Das trügerische Steigen: Wenn Forelle & Äsche zur Maifliegenzeit Aufsteiger lieben.
Die Maifliegenzeit – für viele Fliegenfischer der Höhepunkt des Jahres. Die Natur explodiert, die Insekten schlüpfen in Massen und die Fische scheinen verrückt zu spielen. Doch was, wenn die erhofften kapitalen Forellen und stattlichen Äschen zwar steigen, aber Ihre sorgfältig präsentierte Trockenfliege verschmähen? Die Antwort könnte direkt unter der Wasseroberfläche liegen, in Form von Aufsteigernymphen, und das verräterische "Steigen" ist vielleicht gar keins – zumindest nicht auf adulte Insekten.

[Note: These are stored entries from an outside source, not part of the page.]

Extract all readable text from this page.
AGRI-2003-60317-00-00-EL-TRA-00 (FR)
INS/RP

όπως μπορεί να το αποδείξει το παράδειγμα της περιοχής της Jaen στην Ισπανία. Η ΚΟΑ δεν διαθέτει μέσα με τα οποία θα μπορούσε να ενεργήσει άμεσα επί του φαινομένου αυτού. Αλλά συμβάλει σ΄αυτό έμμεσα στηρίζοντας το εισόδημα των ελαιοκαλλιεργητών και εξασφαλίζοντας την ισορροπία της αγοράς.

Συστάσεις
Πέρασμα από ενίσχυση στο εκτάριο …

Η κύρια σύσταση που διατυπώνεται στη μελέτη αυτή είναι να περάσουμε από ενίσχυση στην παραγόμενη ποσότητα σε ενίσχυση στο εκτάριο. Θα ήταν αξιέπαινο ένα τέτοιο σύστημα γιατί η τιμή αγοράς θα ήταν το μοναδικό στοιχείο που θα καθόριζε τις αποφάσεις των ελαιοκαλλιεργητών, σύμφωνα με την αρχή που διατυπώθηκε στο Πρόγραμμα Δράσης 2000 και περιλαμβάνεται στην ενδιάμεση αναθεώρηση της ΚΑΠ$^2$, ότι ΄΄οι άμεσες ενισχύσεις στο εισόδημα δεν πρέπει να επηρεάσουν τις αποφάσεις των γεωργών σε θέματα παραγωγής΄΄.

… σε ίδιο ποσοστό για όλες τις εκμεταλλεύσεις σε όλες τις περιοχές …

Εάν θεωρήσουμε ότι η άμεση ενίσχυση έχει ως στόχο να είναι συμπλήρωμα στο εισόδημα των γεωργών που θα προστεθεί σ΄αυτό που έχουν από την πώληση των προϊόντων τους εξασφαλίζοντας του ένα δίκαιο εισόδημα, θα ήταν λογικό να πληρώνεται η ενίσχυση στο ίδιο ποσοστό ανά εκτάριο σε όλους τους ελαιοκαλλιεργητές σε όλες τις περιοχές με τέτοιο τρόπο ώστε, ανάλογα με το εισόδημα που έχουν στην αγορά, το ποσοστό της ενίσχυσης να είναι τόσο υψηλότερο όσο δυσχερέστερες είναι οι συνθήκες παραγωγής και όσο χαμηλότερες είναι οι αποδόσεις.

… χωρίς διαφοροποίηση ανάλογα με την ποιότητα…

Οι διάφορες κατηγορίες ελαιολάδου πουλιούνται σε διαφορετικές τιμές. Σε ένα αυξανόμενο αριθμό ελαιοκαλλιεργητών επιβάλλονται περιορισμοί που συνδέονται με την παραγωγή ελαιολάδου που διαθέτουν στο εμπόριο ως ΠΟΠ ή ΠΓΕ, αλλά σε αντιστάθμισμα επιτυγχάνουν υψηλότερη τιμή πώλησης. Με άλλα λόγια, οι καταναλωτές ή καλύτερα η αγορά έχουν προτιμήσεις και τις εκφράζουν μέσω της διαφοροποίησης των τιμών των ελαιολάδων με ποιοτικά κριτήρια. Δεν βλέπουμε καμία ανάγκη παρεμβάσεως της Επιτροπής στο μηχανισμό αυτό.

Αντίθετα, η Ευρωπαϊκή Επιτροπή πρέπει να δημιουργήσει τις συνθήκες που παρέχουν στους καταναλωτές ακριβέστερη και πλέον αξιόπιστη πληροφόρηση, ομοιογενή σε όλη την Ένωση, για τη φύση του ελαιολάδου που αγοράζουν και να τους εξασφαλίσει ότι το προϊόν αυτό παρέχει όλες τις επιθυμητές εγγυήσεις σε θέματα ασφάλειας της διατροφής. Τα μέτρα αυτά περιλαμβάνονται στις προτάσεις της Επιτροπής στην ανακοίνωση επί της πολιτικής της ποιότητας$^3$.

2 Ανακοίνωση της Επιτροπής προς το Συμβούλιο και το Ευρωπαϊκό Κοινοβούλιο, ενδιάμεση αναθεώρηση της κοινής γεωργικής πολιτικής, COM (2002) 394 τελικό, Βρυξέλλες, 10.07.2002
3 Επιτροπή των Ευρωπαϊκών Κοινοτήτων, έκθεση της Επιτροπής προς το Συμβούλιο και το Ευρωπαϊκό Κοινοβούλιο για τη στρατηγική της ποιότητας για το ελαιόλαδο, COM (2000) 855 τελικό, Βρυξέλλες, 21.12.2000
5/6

Es ist ein Phänomen, das selbst erfahrene Fliegenfischer zur Verzweiflung treiben kann: Überall am Fluss zeigen sich Ringe auf dem Wasser, Fische sind aktiv, scheinbar auf Oberflächennahrung fixiert. Doch die perfekt gebundene Maifliegen-Dun treibt unbehelligt darüber hinweg. Der Grund liegt oft darin, dass sich Forellen und Äschen nicht auf die frisch geschlüpften, auf dem Wasser tanzenden adulten Maifliegen konzentrieren, sondern auf die sogenannten Emerger oder Aufsteigernymphen. Diese befinden sich im kritischen Stadium des Schlupfes, im Übergang von der Nymphe zum flugfähigen Insekt, oft gefangen im oder knapp unter dem Oberflächenfilm. Für die Fische sind sie eine leichte und nahrhafte Beute.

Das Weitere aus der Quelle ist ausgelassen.